# Introduction

• This is the TagLM paper mentioned in Lecture 13 in the CS224N course title Semi-supervised sequence tagging with bidirectional language models

• This paper demonstrates how we can use context embeddings from BiLSTM models and use it for sequence labelling tasks

# Paper Introduction

• Typically, RNN are used only on labelled data to learn the context embeddings of words.

• Semi supervised approach used in this paper.

• Train LM on large unlabelled corpus

• Compute embedding at each position in the sequence(LM embedding)

• Use embedding in supervised sequence tagging model

• Using both forward and backward embeddings gives better performance than using forward only LM.

# TagLM

## Overview

• Extract word and LM embeddings for every token

• Prepare embedding by concatinating both embeddings

• se them in supervised sequence tagging model

## Baseline

• Baseline model is hierachical neural tagging model

• Obtain word and character embeddings. Concatenate them to form final embedding.

$x_k = [c_k;w_k]$
• Char embedding: Can be obtained via CNN or RNN

• Word embedding: Use pretrained embeddings

• Use multiple bidirectional RNN to learn context embedding

• For every token, concatenate forward and backward hidden states at each layer

• 2nd layer will use the above output and predict next hidden state

• Use GRU or LSTM depending on task

• Use output of final layer to predict score for each possible tag using dense layer

• Better to predict tags for full sequence than for a single token

• THEREFORE, add another layer with parameters for each label bigram.

• Compute sentence conditional random field loss(CRF) using forward-backward algorithm.
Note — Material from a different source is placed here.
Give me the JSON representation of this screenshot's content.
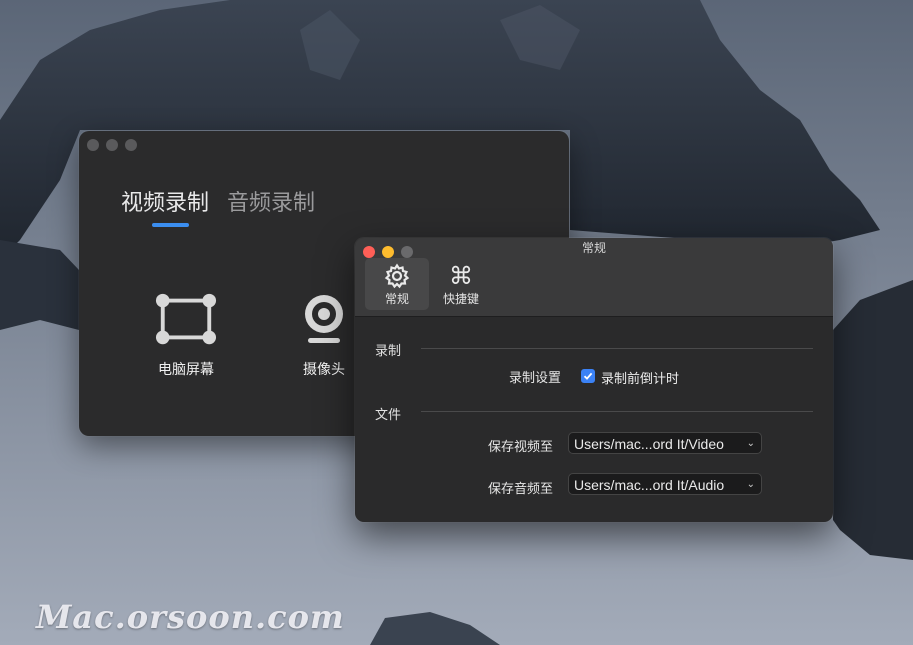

• Use Viterbi algorithm to find most likely sequence

• LM embedding will be created by concatenating forward and backward embeddings. No parameter sharing between these two embeddings.

# Experiments

• Evaulation done on CoNLL 2003 NER and CoNLL 2000 chunking

• Lot of detail around model architecture and training methods. Skipping this for now.

## Analysis

• Second RNN captures interactions between task specific context

• Backward LM addition has significant performance gains

• Model size makes a difference. Using bigger CNN model lead to  0.3 percent improvement

• Also tried training the model JUST ON THE CoNLL data. Reduced model size

• Including embeddings from this model decreased performance compared to baseline system.

• Replacing task specific RNN with using LM embeddings with a dense layer and CRF reduced performance

• Improvement shown by transferring knowledge from other tasks almost disappers when the initial model is trained on a large dataset.

# Summary

• First method to incorporate contextual word embeddings using bidirectional networks.
• Significantly better than other methods at the time that use other forms of transfer learning or joint learning on NER and and Chunking tasks.
• It works well with unlabelled data from a different domain as well.